特に、部長や社長に報告するときには、課題と是正措置が重要になりますし、技術や状況に明るくない人(特に役員)に向けては「そもそもなぜそれが問題なのか」を説明する資料も必要になります。

一昔前までは、直接の上司が「お〜い。どんな感じ?」で5分で済んでいたものが、こんなふうになっているのです。

で、報告を受けた上司(や上司の上司など)の反応は無反応かツッコミかに別れます。
無反応な上司や社長・役員なら、それで終わり。なにも起きません。何時間もかけて作った資料も、数秒見ただけで終わり。徒労感は半端ないですね。
逆に、いろいろツッコミを入れてくれる上司なら、そのツッコミに対する回答もまた作らないといけません。「次回報告時までに対応を検討します」などと言おうものなら、「このスピードが要求される時代になんでそんなに悠長なんだ?」とさらなるツッコミを受けかねないので、特急で対応することになります。最優先業務になるわけです。

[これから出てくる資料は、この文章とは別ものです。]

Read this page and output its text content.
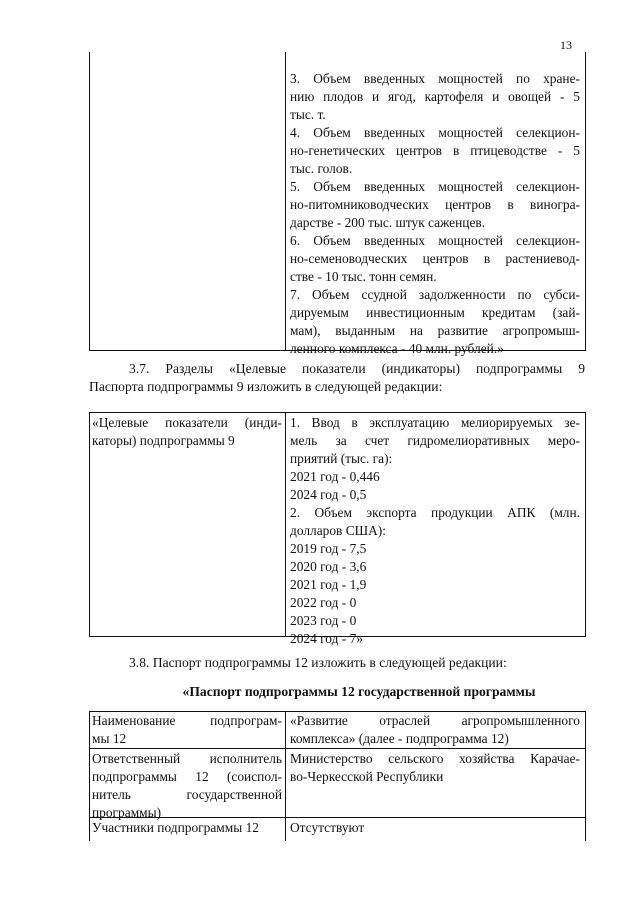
13
3. Объем введенных мощностей по хране-
нию плодов и ягод, картофеля и овощей - 5
тыс. т.
4. Объем введенных мощностей селекцион-
но-генетических центров в птицеводстве - 5
тыс. голов.
5. Объем введенных мощностей селекцион-
но-питомниководческих центров в виногра-
дарстве - 200 тыс. штук саженцев.
6. Объем введенных мощностей селекцион-
но-семеноводческих центров в растениевод-
стве - 10 тыс. тонн семян.
7. Объем ссудной задолженности по субси-
дируемым инвестиционным кредитам (зай-
мам), выданным на развитие агропромыш-
ленного комплекса - 40 млн. рублей.»
3.7. Разделы «Целевые показатели (индикаторы) подпрограммы 9
Паспорта подпрограммы 9 изложить в следующей редакции:
«Целевые показатели (инди-
каторы) подпрограммы 9
1. Ввод в эксплуатацию мелиорируемых зе-
мель за счет гидромелиоративных меро-
приятий (тыс. га):
2021 год - 0,446
2024 год - 0,5
2. Объем экспорта продукции АПК (млн.
долларов США):
2019 год - 7,5
2020 год - 3,6
2021 год - 1,9
2022 год - 0
2023 год - 0
2024 год - 7»
3.8. Паспорт подпрограммы 12 изложить в следующей редакции:
«Паспорт подпрограммы 12 государственной программы
Наименование подпрограм-
мы 12
«Развитие отраслей агропромышленного
комплекса» (далее - подпрограмма 12)
Ответственный исполнитель
подпрограммы 12 (соиспол-
нитель государственной
программы)
Министерство сельского хозяйства Карачае-
во-Черкесской Республики
Участники подпрограммы 12	Отсутствуют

もちろん、担当者がうんうん悩むより、上司のように知見も経験もある人がちょっとアドバイスをしたほうが、短時間に良い結果を出せることも少なくありません。会社でも責任のある人が判断しないといけない問題もあります。「製品のリリースが日程に間に合わない」みたいな問題は社長の判断を仰ぐ必要があります。
ですから、これらの報告はやっている事自体は正しいです。あるべき姿に近いでしょう。ただ、そのためにスタッフの工数が 1/5 くらいは削られるとしたら、それは生産性にとってどうなのかの視点が抜けているのです。

さらに、昨今の流行に乗って、「弊社でもDXに取り組んでいます」と言わんがためのデータも作らなければいけません。必然的に、それらの業務時間の短縮のための方策立案などが降ってきます。施策を立てれば、今までやってなかった業務をやることになり、それがどの程度効果があったのかのレポートも必要になります。業務時間削減のための業務時間が増えるわけですね。

◆管理の問題点


職場には、つねに「あれをやれ、これをやれ」と上から施策が降ってきて、「実施計画の策定」「実施事項に関する報告」「定期的な成果測定や分析」など、まるで管理部門がクライアントであるかのような内向きの仕事が増えていきます。それらの施策が一元的に調整されているならまだしも、似たようなことが複数の管理部門から指示が行われると、それぞれの要求に合わせて書式を整え直したりして、同じような数字を、それら管理部門に合わせて集計し直し、指定の書式に収めて提出するのは現場の仕事なのです。

このような、仕事としての雑務に手を取られる状況は、モチベーションがあがることはありません。負担でしかありません。
「やれと言われたから仕方なくやっている」という後ろ向きの気持ちで、価値を生まない内向き仕事につきあい続けることになります。

それによって、本来の仕事である顧客に向けた価値創造や価値提供のための時間、機会が全体として失われていき、結果として生産性を下げることになります。
この点が管理の無駄の大きな問題なのです。

ものすごく単純に言ってしまえば、管理は生産性を下げるのです。したがって、「管理することは必要悪である」という認識を持って、どのようにしたらそれが最小にできるのかを考えることが必要です。